Se congratula de encontrar casi “un nuevo libro por día”, a menudo político. “Muchas personas trabajan en política aquí”, dice este ortodoncista de 38 años, cuyo empleo está cerca de la Casa Blanca. También recibió durante un tiempo varios libros sobre feminismo, entregados por una vecina militante.
John Ford, por su parte, colgó tijeras en su pequeña biblioteca de Winslow, Arizona (suroeste), que sirven para cortar las hierbas aromáticas que hace crecer justo debajo. Con ellas perfuma las recetas de sus libros, principalmente de cocina.
Para los niños que cuida, Erin Astarr, una joven australiana ‘au pair’ de 19 años toma algunos libros de la casa de Linda Greensfelder, cerca del zoo de Washington. “Es una buena ocasión de congregar a la comunidad, de compartir y de instruirse”, estima.
Elinor Kotchen, que lleva aúpa a su bebé de cuatro meses, encontró un libro para su otro hijo, y se compromete a devolverlo cuando vuelva a pasar por la calle.
La responsable de las bibliotecas públicas del distrito federal, Ginnie Cooper, dice estar “encantada” del proyecto, puesto que los barrios crean así una zona “de lectores”.

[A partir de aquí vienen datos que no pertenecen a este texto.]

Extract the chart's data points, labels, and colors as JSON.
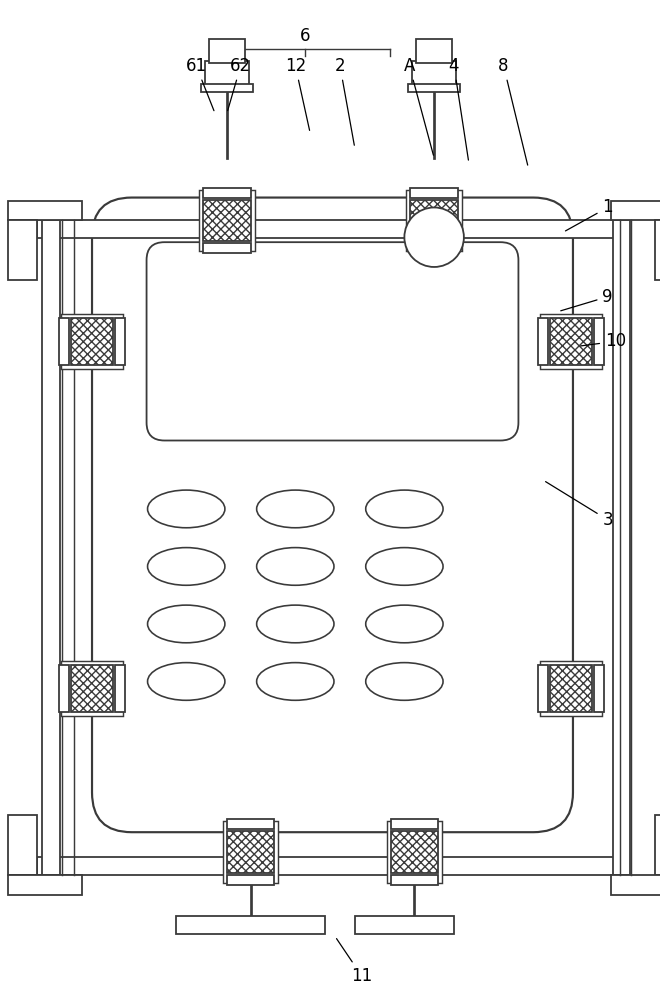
{
  "bg_color": "#ffffff",
  "line_color": "#3a3a3a",
  "line_width": 1.3,
  "label_fontsize": 12,
  "fig_width": 6.63,
  "fig_height": 10.0
}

La iniciativa no deja de recordar al “bookcrossing”, nacido también en Estados Unidos en 2001 y extendido a otros países.
El principio consiste en dejar un libro en un lugar público, un banco, por ejemplo, para que alguien lo lea a su vez y lo vuelva a dejar en otro lado, a condición de registrar el préstamo en un sitio especializado de manera de poder rastrear la obra.